Revealing New Opportunities
With today’s scientific landscape looking much different than it was two or three decades ago, Dr. Burley is looking forward to the new opportunities that lay ahead. “My IQB and PDB colleagues and I are currently focused on four areas in the next ten years. First is supporting the continuous growth in the number and complexity of 3D biostructures stored in the PDB archive, which has been doubling in size every 6-8 years. We must preserve and distribute this information as broadly as possible at no charge and with no limitations on usage. Second, we are seeing explosive growth in the number of publicly available CSMs (approaching 1 billion, with the recent release of ~600 million predicted structures of proteins by Meta AI). We must make more of this information accessible alongside PDB structures to maximize its value for the research and education communities.”
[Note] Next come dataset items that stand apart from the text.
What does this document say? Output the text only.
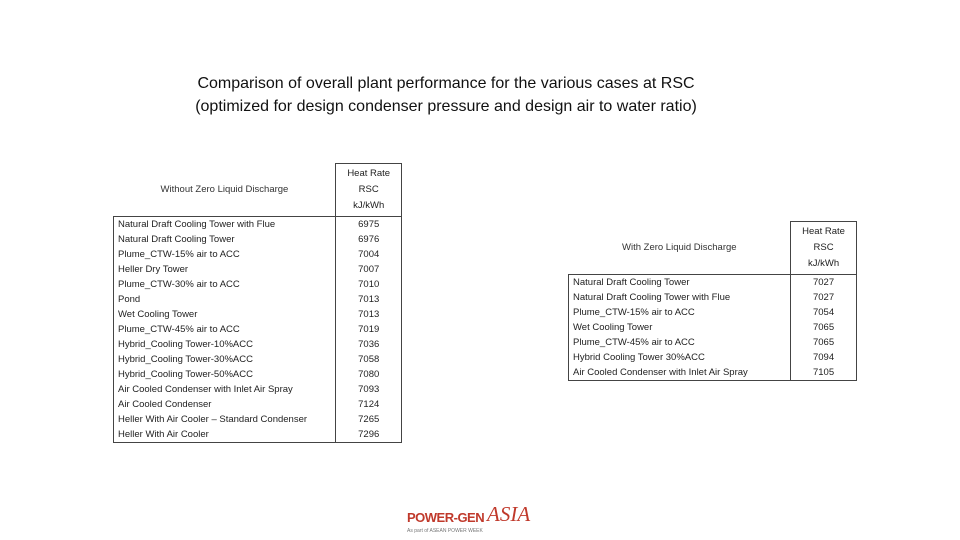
Comparison of overall plant performance for the various cases at RSC
(optimized for design condenser pressure and design air to water ratio)
Without Zero Liquid Discharge	Heat Rate
RSC
kJ/kWh

Natural Draft Cooling Tower with Flue	6975
Natural Draft Cooling Tower	6976
Plume_CTW-15% air to ACC	7004
Heller Dry Tower	7007
Plume_CTW-30% air to ACC	7010
Pond	7013
Wet Cooling Tower	7013
Plume_CTW-45% air to ACC	7019
Hybrid_Cooling Tower-10%ACC	7036
Hybrid_Cooling Tower-30%ACC	7058
Hybrid_Cooling Tower-50%ACC	7080
Air Cooled Condenser with Inlet Air Spray	7093
Air Cooled Condenser	7124
Heller With Air Cooler – Standard Condenser	7265
Heller With Air Cooler	7296
With Zero Liquid Discharge	Heat Rate
RSC
kJ/kWh

Natural Draft Cooling Tower	7027
Natural Draft Cooling Tower with Flue	7027
Plume_CTW-15% air to ACC	7054
Wet Cooling Tower	7065
Plume_CTW-45% air to ACC	7065
Hybrid Cooling Tower 30%ACC	7094
Air Cooled Condenser with Inlet Air Spray	7105
POWER-GEN ASIA
As part of ASEAN POWER WEEK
Dr. Burley continues, “With the rapid growth in the number and diversity of RCSB.org users, coming from across fundamental biology, biomedicine, energy sciences, bioengineering, computer science, statistics, chemistry, physics, and mathematics, we must also understand and continue to augment the utility of the RCSB.org web portal to meet the needs of these communities. Finally, we must ensure that the Rutgers IQB and PDB (via RCSB.org and PDB101.RCSB.org) have the broadest possible societal impact by creating opportunities to engage and foster the careers of under-represented minority students, educators, and researchers. I view all challenges as opportunities. Experimental structural biology has a very bright future; helping to enable further breakthroughs in basic and applied research and education.”